川嶋院長が好きだという"むらさき色"をベースにオシャレな雰囲気のイラストがあしらわれた看板が目印の「あざみ野ペットクリニック」。休診日にも関わらず取材に応じてくれた院長のもとを訪れると「スタッフのペットを預かっていて」とワンちゃんを連れ、にこやかに出迎えてくれた。もともとは日本中央競馬会で競走馬の診療に従事していたという川嶋院長は、なぜ動物病院の開業に至ったのだろうか。そして、動物医療にかける想いとは?「アットホームな診療」が信条だという先生の言葉通り、和やかな空気が流れる院内でお話を伺ってきた。(取材日2009年10月29日)

中学生の頃に獣医を志すも、なぜか外国語外部に…!?

先生はおいくつくらいのときに獣医師を志されたんですか?

僕の出身大学は武蔵境にある日本獣医畜産大学(現・日本獣医生命科学大学)というところなのですが、その近くに叔母が住んでいまして。遊びに行くたびに大学の横にあるスーパーに買い物に行っていたんです。叔母は僕が動物だったら何でも好きな子どもだということを知っていたので「そんなに好きならここの大学に入れば?」と言ってくれていたので、小さな頃から名前だけはずっと知っていたんですね。それで、中学の時に将来、自分がどんな道に進むべきかを考えたときに生き物系というか生物系に進もうと思いまして。文系の科目が全くダメだったっていうのもあるんですけどね(笑)。でも、高校時代にラグビーに熱中しすぎたがために勉強が疎かになってしまいまして。それで、イギリスに住んでいた経験から英語だけは得意だったことから、なぜか獣医とは関係のない大学の外国語学部に進学。でも、「やっぱり獣医師になりたい!」と思い直し、大学を辞めて日本獣医畜産大学に入りなおしたんです。

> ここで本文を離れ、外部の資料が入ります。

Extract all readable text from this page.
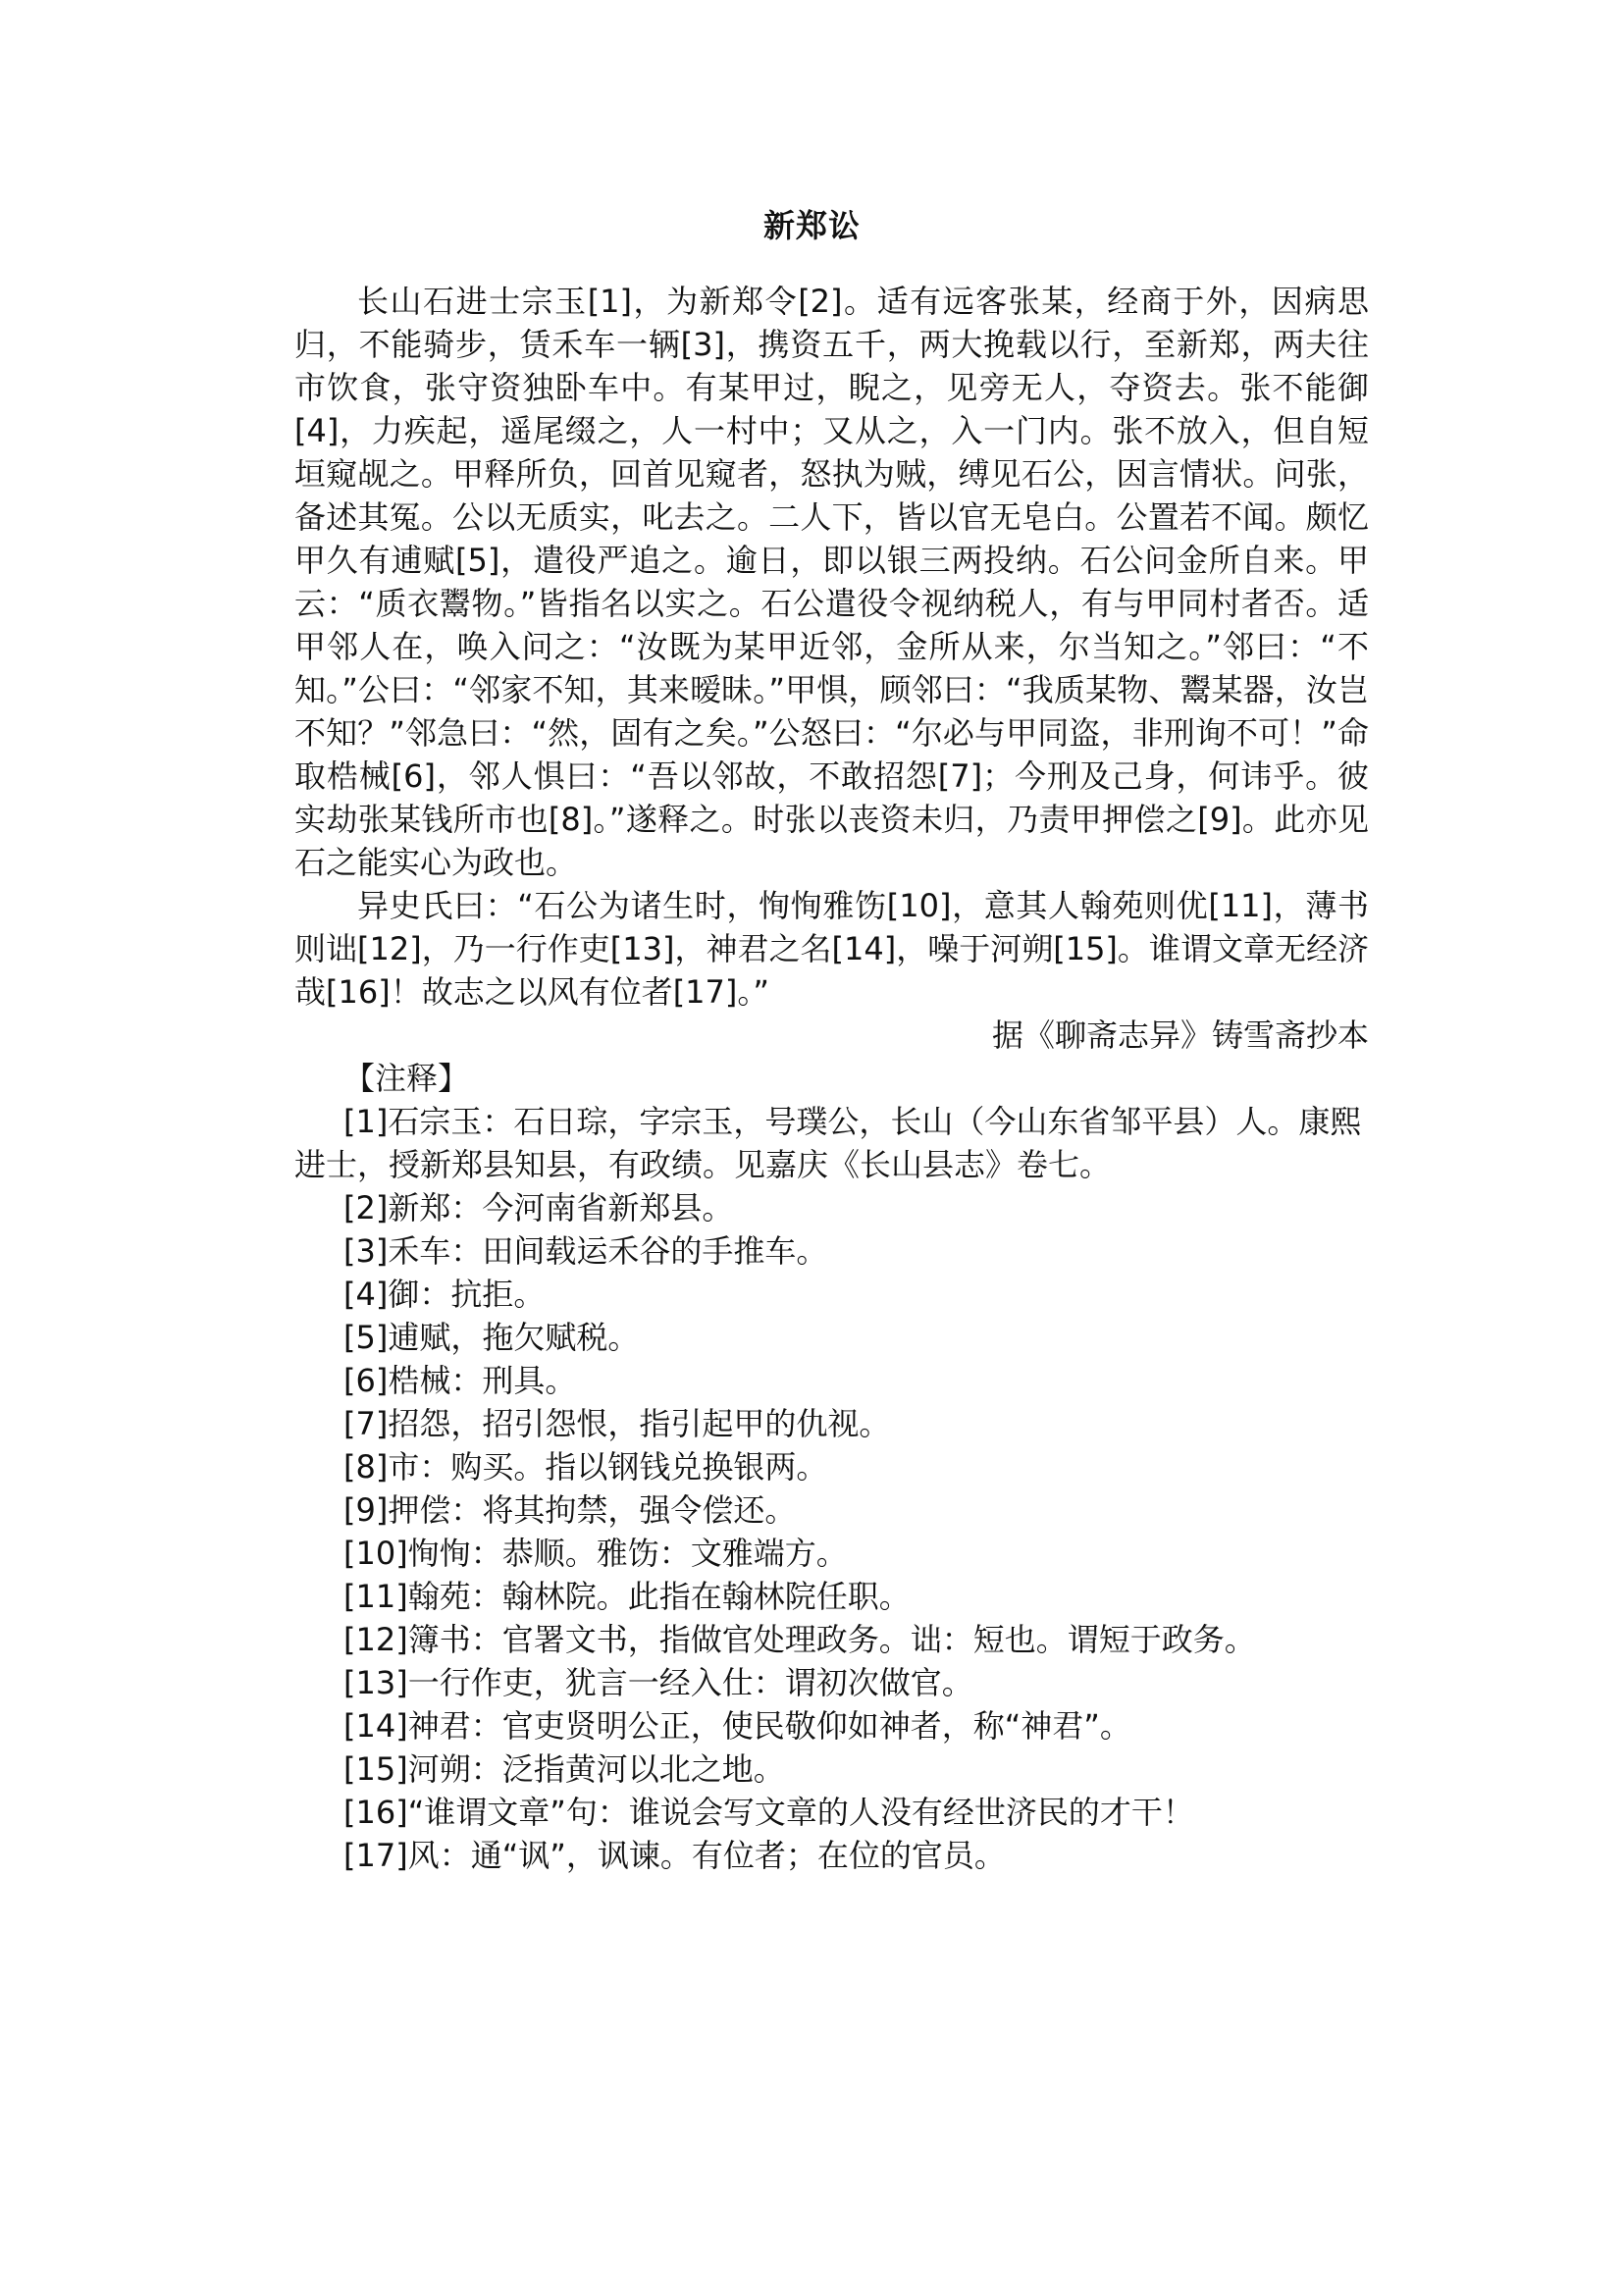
新郑讼

长山石进士宗玉[1]，为新郑令[2]。适有远客张某，经商于外，因病思归，不能骑步，赁禾车一辆[3]，携资五千，两大挽载以行，至新郑，两夫往市饮食，张守资独卧车中。有某甲过，睨之，见旁无人，夺资去。张不能御[4]，力疾起，遥尾缀之，人一村中；又从之，入一门内。张不放入，但自短垣窥觇之。甲释所负，回首见窥者，怒执为贼，缚见石公，因言情状。问张，备述其冤。公以无质实，叱去之。二人下，皆以官无皂白。公置若不闻。颇忆甲久有逋赋[5]，遣役严追之。逾日，即以银三两投纳。石公问金所自来。甲云：“质衣鬻物。”皆指名以实之。石公遣役令视纳税人，有与甲同村者否。适甲邻人在，唤入问之：“汝既为某甲近邻，金所从来，尔当知之。”邻曰：“不知。”公曰：“邻家不知，其来暧昧。”甲惧，顾邻曰：“我质某物、鬻某器，汝岂不知？”邻急曰：“然，固有之矣。”公怒曰：“尔必与甲同盗，非刑询不可！”命取梏械[6]，邻人惧曰：“吾以邻故，不敢招怨[7]；今刑及己身，何讳乎。彼实劫张某钱所市也[8]。”遂释之。时张以丧资未归，乃责甲押偿之[9]。此亦见石之能实心为政也。

异史氏曰：“石公为诸生时，恂恂雅饬[10]，意其人翰苑则优[11]，薄书则诎[12]，乃一行作吏[13]，神君之名[14]，噪于河朔[15]。谁谓文章无经济哉[16]！故志之以风有位者[17]。”

据《聊斋志异》铸雪斋抄本

【注释】

[1]石宗玉：石日琮，字宗玉，号璞公，长山（今山东省邹平县）人。康熙进士，授新郑县知县，有政绩。见嘉庆《长山县志》卷七。

[2]新郑：今河南省新郑县。

[3]禾车：田间载运禾谷的手推车。

[4]御：抗拒。

[5]逋赋，拖欠赋税。

[6]梏械：刑具。

[7]招怨，招引怨恨，指引起甲的仇视。

[8]市：购买。指以钢钱兑换银两。

[9]押偿：将其拘禁，强令偿还。

[10]恂恂：恭顺。雅饬：文雅端方。

[11]翰苑：翰林院。此指在翰林院任职。

[12]簿书：官署文书，指做官处理政务。诎：短也。谓短于政务。

[13]一行作吏，犹言一经入仕：谓初次做官。

[14]神君：官吏贤明公正，使民敬仰如神者，称“神君”。

[15]河朔：泛指黄河以北之地。

[16]“谁谓文章”句：谁说会写文章的人没有经世济民的才干！

[17]风：通“讽”，讽谏。有位者；在位的官员。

おぉ、かなりの紆余曲折ですね。ちなみにラグビーは強い学校だったんですか?

かなり強かったですね。東京都のベスト8常連チームで、朝練に昼練、夕方に部活動としての練習を毎日繰り返して、日曜日に試合という生活を送っていました。毎日クタクタなでの成績は下がる一方…。親父には「学校を辞めろ」と言われたくらいでした。でも親父の言い分はちょっと変わっていて「そんなに夢中になるんだったら、辞めて全国大会に出るような学校に行け」って話だったんですけど(笑)。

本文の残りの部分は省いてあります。